マミヤくんは頬杖をついて画面に見入っている。曲はビートルズの「ひとりぼっちのあいつ」で、マミヤくんがジョンを歌っている。
「カッコいいなぁ、オレ」
このふたりは、このときなにを想っていたんだろう。僕には想像もつかない。複雑な、いろんな感情が混ざり合って、だけどそれを表にはまったく出さないで、やっぱりこのふたりはすごい。
「ケンくんさぁ、オレのことなんか言ってなかった?」
マミヤくんは画面から目を離さない。なんだ、やっぱり気にしていたのか。ケンのことなんてまったく気にしてないように見えて、ちゃんとどこかで考えていたのか。僕は少ししらけてしまった。マミヤくんにはひとの機嫌を伺うようなことはしてほしくない。自分の行動にいつでも自信を持っている、むちゃくちゃなマミヤくんでいてほしいんだ。僕は煙草に火を点けて、ゆっくりと煙を吐き出した。
「別に、なにも。なんか言ってると思った?」
意地悪な質問だ。

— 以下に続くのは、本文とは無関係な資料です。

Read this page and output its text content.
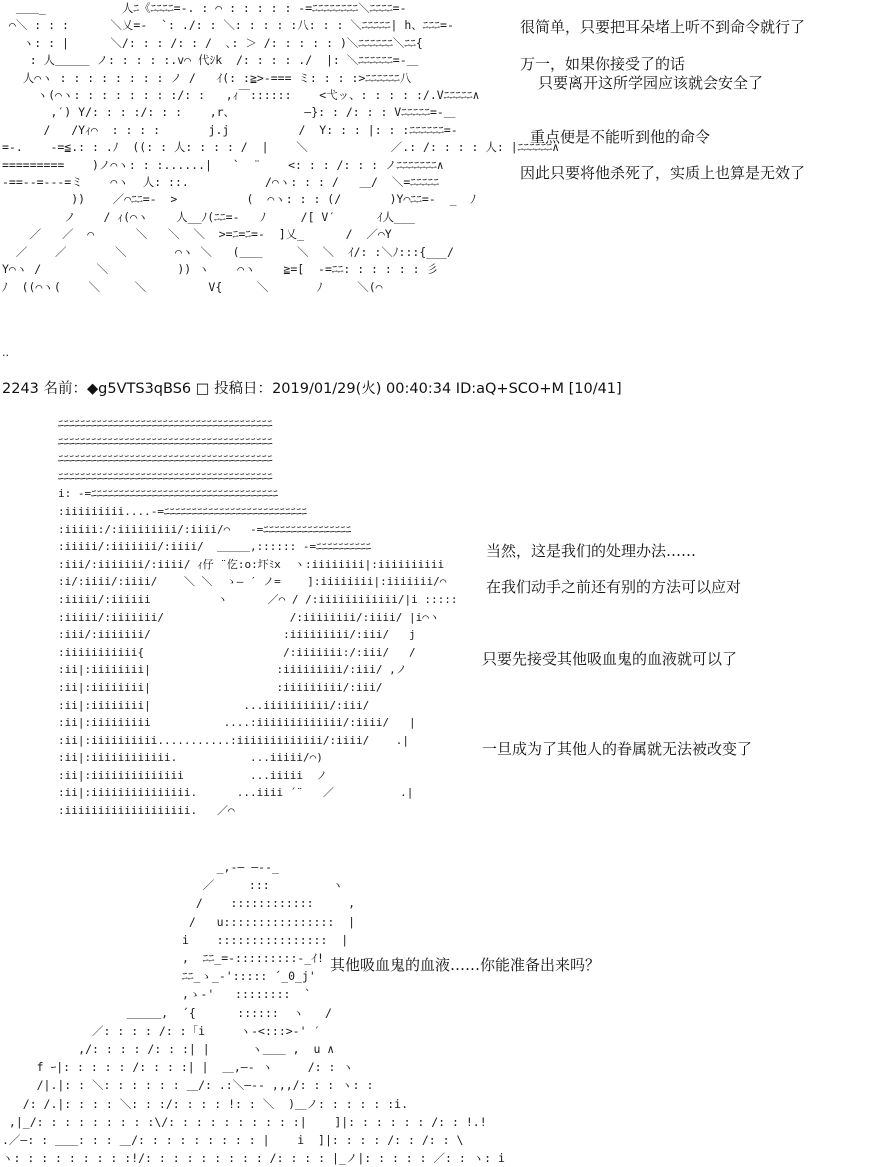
＿＿_           人ﾆ《ﾆﾆﾆﾆ=-. : ⌒ : : : : : -=ﾆﾆﾆﾆﾆﾆﾆﾆ＼ﾆﾆﾆﾆ=-
⌒＼ : : :      ＼乂=-  `: ./: : ＼: : : : :八: : : ＼ﾆﾆﾆﾆﾆ| h、ﾆﾆﾆ=-
ヽ: : |      ＼/: : : /: : /  ､: ＞ /: : : : : )＼ﾆﾆﾆﾆﾆﾆ＼ﾆﾆ{
: 人＿＿＿ ノ: : : : :.v⌒ 代ｼk  /: : : : ./  |: ＼ﾆﾆﾆﾆﾆﾆ=-＿
人⌒ヽ : : : : : : : : ノ /   ｲ(: :≧>-=== ミ: : : :>ﾆﾆﾆﾆﾆﾆ八
ヽ(⌒ヽ: : : : : : : :/: :   ,ｨ￣::::::    <弋ッ、: : : : :/.Vﾆﾆﾆﾆﾆ∧
,′) Y/: : : :/: : :    ,r、          ―}: : /: : : Vﾆﾆﾆﾆﾆ=-＿
/   /Yｨ⌒  : : : :       j.j          /  Y: : : |: : :ﾆﾆﾆﾆﾆﾆ=-
=-.    -=≦.: : .ﾉ  ((: : 人: : : : /  |    ＼            ／.: /: : : : 人: |ﾆﾆﾆﾆﾆﾆ∧
=========    )ノ⌒ヽ: : :......|   `  ¨    <: : : /: : : ノﾆﾆﾆﾆﾆﾆﾆ∧
-==--=---=ミ    ⌒ヽ  人: ::.           /⌒ヽ: : : /   ＿/  ＼=ﾆﾆﾆﾆﾆ
))    ／⌒ﾆﾆ=-  >          (  ⌒ヽ: : : (/       )Y⌒ﾆﾆ=-  _  ﾉ
ノ    / ｨ(⌒ヽ    人__ﾉ(ﾆﾆ=-   ﾉ     /[ V′      ｲ人___
／   ／  ⌒      ＼   ＼  ＼  >=ﾆ=ﾆ=-  ]乂_      /  ／⌒Y
／    ／       ＼       ⌒ヽ ＼   (＿＿     ＼  ＼  ｲ/: :＼ﾉ:::{___/
Y⌒ヽ /        ＼          )) ヽ    ⌒ヽ    ≧=[  -=ﾆﾆ: : : : : : 彡
ﾉ  ((⌒ヽ(    ＼     ＼         V{     ＼       ﾉ     ＼(⌒
很简单，只要把耳朵堵上听不到命令就行了
万一，如果你接受了的话
只要离开这所学园应该就会安全了
重点便是不能听到他的命令
因此只要将他杀死了，实质上也算是无效了
..
2243 名前：◆g5VTS3qBS6 □ 投稿日：2019/01/29(火) 00:40:34 ID:aQ+SCO+M [10/41]
ﾆﾆﾆﾆﾆﾆﾆﾆﾆﾆﾆﾆﾆﾆﾆﾆﾆﾆﾆﾆﾆﾆﾆﾆﾆﾆﾆﾆﾆﾆﾆﾆﾆﾆﾆﾆﾆﾆﾆ
ﾆﾆﾆﾆﾆﾆﾆﾆﾆﾆﾆﾆﾆﾆﾆﾆﾆﾆﾆﾆﾆﾆﾆﾆﾆﾆﾆﾆﾆﾆﾆﾆﾆﾆﾆﾆﾆﾆﾆ
ﾆﾆﾆﾆﾆﾆﾆﾆﾆﾆﾆﾆﾆﾆﾆﾆﾆﾆﾆﾆﾆﾆﾆﾆﾆﾆﾆﾆﾆﾆﾆﾆﾆﾆﾆﾆﾆﾆﾆ
ﾆﾆﾆﾆﾆﾆﾆﾆﾆﾆﾆﾆﾆﾆﾆﾆﾆﾆﾆﾆﾆﾆﾆﾆﾆﾆﾆﾆﾆﾆﾆﾆﾆﾆﾆﾆﾆﾆﾆ
i: -=ﾆﾆﾆﾆﾆﾆﾆﾆﾆﾆﾆﾆﾆﾆﾆﾆﾆﾆﾆﾆﾆﾆﾆﾆﾆﾆﾆﾆﾆﾆﾆﾆﾆﾆ
:iiiiiiiii....-=ﾆﾆﾆﾆﾆﾆﾆﾆﾆﾆﾆﾆﾆﾆﾆﾆﾆﾆﾆﾆﾆﾆﾆﾆﾆﾆ
:iiiii:/:iiiiiiiii/:iiii/⌒   -=ﾆﾆﾆﾆﾆﾆﾆﾆﾆﾆﾆﾆﾆﾆﾆﾆ
:iiiii/:iiiiiii/:iiii/  ＿＿＿,:::::: -=ﾆﾆﾆﾆﾆﾆﾆﾆﾆﾆ
:iii/:iiiiiii/:iiii/ ｨ仔 ¨仡:o:圷ﾐx  ヽ:iiiiiiii|:iiiiiiiiii
:i/:iiii/:iiii/    ＼ ＼  ゝ― ′ ノ=    ]:iiiiiiii|:iiiiiii/⌒
:iiiii/:iiiiii          ヽ      ／⌒ / /:iiiiiiiiiiii/|i :::::
:iiiii/:iiiiiii/                   /:iiiiiiii/:iiii/ |i⌒ヽ
:iii/:iiiiiii/                    :iiiiiiiii/:iii/   j
:iiiiiiiiiii{                     /:iiiiiii:/:iii/   /
:ii|:iiiiiiii|                   :iiiiiiiii/:iii/ ,ノ
:ii|:iiiiiiii|                   :iiiiiiiii/:iii/
:ii|:iiiiiiii|              ...iiiiiiiiii/:iii/
:ii|:iiiiiiiii           ....:iiiiiiiiiiiii/:iiii/   |
:ii|:iiiiiiiiii...........:iiiiiiiiiiiii/:iiii/    .|
:ii|:iiiiiiiiiiii.           ...iiiii/⌒)
:ii|:iiiiiiiiiiiiii          ...iiiii  ノ
:ii|:iiiiiiiiiiiiiii.      ...iiii ´¨   ／          .|
:iiiiiiiiiiiiiiiiiii.   ／⌒
当然，这是我们的处理办法……
在我们动手之前还有别的方法可以应对
只要先接受其他吸血鬼的血液就可以了
一旦成为了其他人的眷属就无法被改变了
_,-― ―‐-_
／     :::         ヽ
/    ::::::::::::     ,
/   u::::::::::::::::  |
i    ::::::::::::::::  |
,  ﾆﾆ_=-:::::::::-_ｲ!
ﾆﾆ_ゝ_‐'::::: ´_0_j'
,ゝ-'   ::::::::  `
＿＿＿,  ´{      ::::::  ヽ   /
／: : : : /: :「i     ヽ-<:::>-' ′
,/: : : : /: : :| |      ヽ＿＿ ,  u ∧
f ｰ|: : : : : /: : : :| |  ＿,―- ヽ     /: : ヽ
/|.|: : ＼: : : : : : ＿/: .:＼―-- ,,,/: : : ヽ: :
/: /.|: : : : ＼: : :/: : : : !: : ＼  )＿ノ: : : : : :i.
,|_/: : : : : : : : :\/: : : : : : : : : :|    ]|: : : : : : /: : !.!
.／―: : ＿＿: : : ＿/: : : : : : : : : |    i  ]|: : : : /: : /: : \
ヽ: : : : : : : : :!/: : : : : : : : : /: : : : |_ノ|: : : : : ／: : ヽ: i
其他吸血鬼的血液……你能准备出来吗？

マミヤくんは笑って、ううん、と首を振った。
「ケンくんはそういうこと言わないだろうなぁって思ってたけど、だけどさ、ふつうむかつくじゃん? 郁弥くんには話すんじゃないかなって思って・・・なんだ、やっぱり疑ってたんじゃん、みたいな」
と言って、マミヤくんはまた笑う。
前言撤回。やっぱりマミヤくんだ。腐っても鯛。あまりに正直なマミヤくんの言い方に、僕は思わず笑ってしまった。ヘンなプライドを持った人間にはとても言えないよ、こんなこと。
画面の自分とシンクロするようにリズムを取りながら、マミヤくんはビールを飲む。
「小夜と別れたんだ」
ああ、やっぱり、と僕は思った。当然だろう。疑って、隠して、疑心暗鬼のままつきあっていくよりもその方がずっといい。小夜ちゃんは辛かっただろう。だけどマミヤくんだってきっと悩んだはずだし、苦しまなかったわけはない。それは小夜ちゃんだってわかってるだろう。わかってて、別れたんだろう。
マミヤくんは照れたように笑って、鼻をすすった。
「つい最近ね、もうオレと一緒にいるのヤなんだって。まあしょうがないよね。いろいろ迷惑もかけたし、キリちゃんのこともあったし。別れる理由数えたらきりないよ、ホント。全部オレのせいだけどさ」
「あの人とつきあうの?」
部屋の空気が薄い。僕達以外になにかとてつもなく大きな生物がいて、空気だけじゃなくて僕達まで喰べてるみたいだ。ボリボリ、ボリボリ、骨を噛み砕く音まで聞こえる。急に寒気を感じて、僕は身震いした。エアコンの温度を見ると、二十五度もあった。
「うーん・・・」
マミヤくんは言葉につまったように考え込む。いつの間にかビールはなくなっていた。
「マミヤくん、ターキーでも飲む?」
「あ、ちょうだい――あのねぇ、わかんない。オレの決めることじゃないと思ってるんだ。キリちゃんが決めればいいし、なんだったらケンくんでもいいよ。とにかくオレ以外の人に決めてほしいんだ」
僕は黙ってターキーの入ったマグカップをマミヤくんの前に置いた。
「ああ、ありがと」
それからマミヤくんとくだらないことを喋りながら、僕は彼女のことを考えていた。彼女に言われたことについて、怒ったりショックを受けたりすることはない。こんな僕だ。いまさら誰になにを言われても傷つくことはない。だけど、なぜそれを彼女が言うんだ? 彼女は僕になにを求めてるんだ? アヤちゃんに求められることは納得できる。あの子はなんでも欲しがる子だったから。だけど彼女は違ったじゃないか。ケンやマミヤくんのように、僕は彼女のテリトリー内の人間じゃないし、そんな人間にまで彼女は求めるのか? 彼女は確かに女王様かもしれない。だけどそれは彼女の王国の中だけであって、僕は彼女の民ではないんだ。それくらいのこと彼女だってわかってるはずなのに・・・
マミヤくんとどんな話をしたのかさっぱり憶えていない。結局ターキーもなくなって、日本酒を飲み出したことまでは憶えている。プカプカとゼリー状の海を泳いでいるような、浮遊感と粘着感の夜だった。マミヤくんは明け方「仕事だー」と叫んで帰っていった。ガッツな人だ。僕は二日酔いでバイトを休んでしまった。喉が渇いてしょうがないし、胃の中は荒れ狂う海のようだった。これじゃ仕事どころの騒ぎじゃない。一応電話を入れると、シゲがぶーぶー文句をたれた。うっとうしくて、
「オレにもいろいろあるんだよ。うだうだ言ってねえで休ませろ」
怒鳴り返されると思っていたのに、シゲはああ、そうかい、と笑っただけだった。相手にもされていないらしい。シゲのようにスケールのでかい人間から見れば、僕の悩みなんて蟻の足跡くらいのものなんだろう。うらやましいかぎりだ。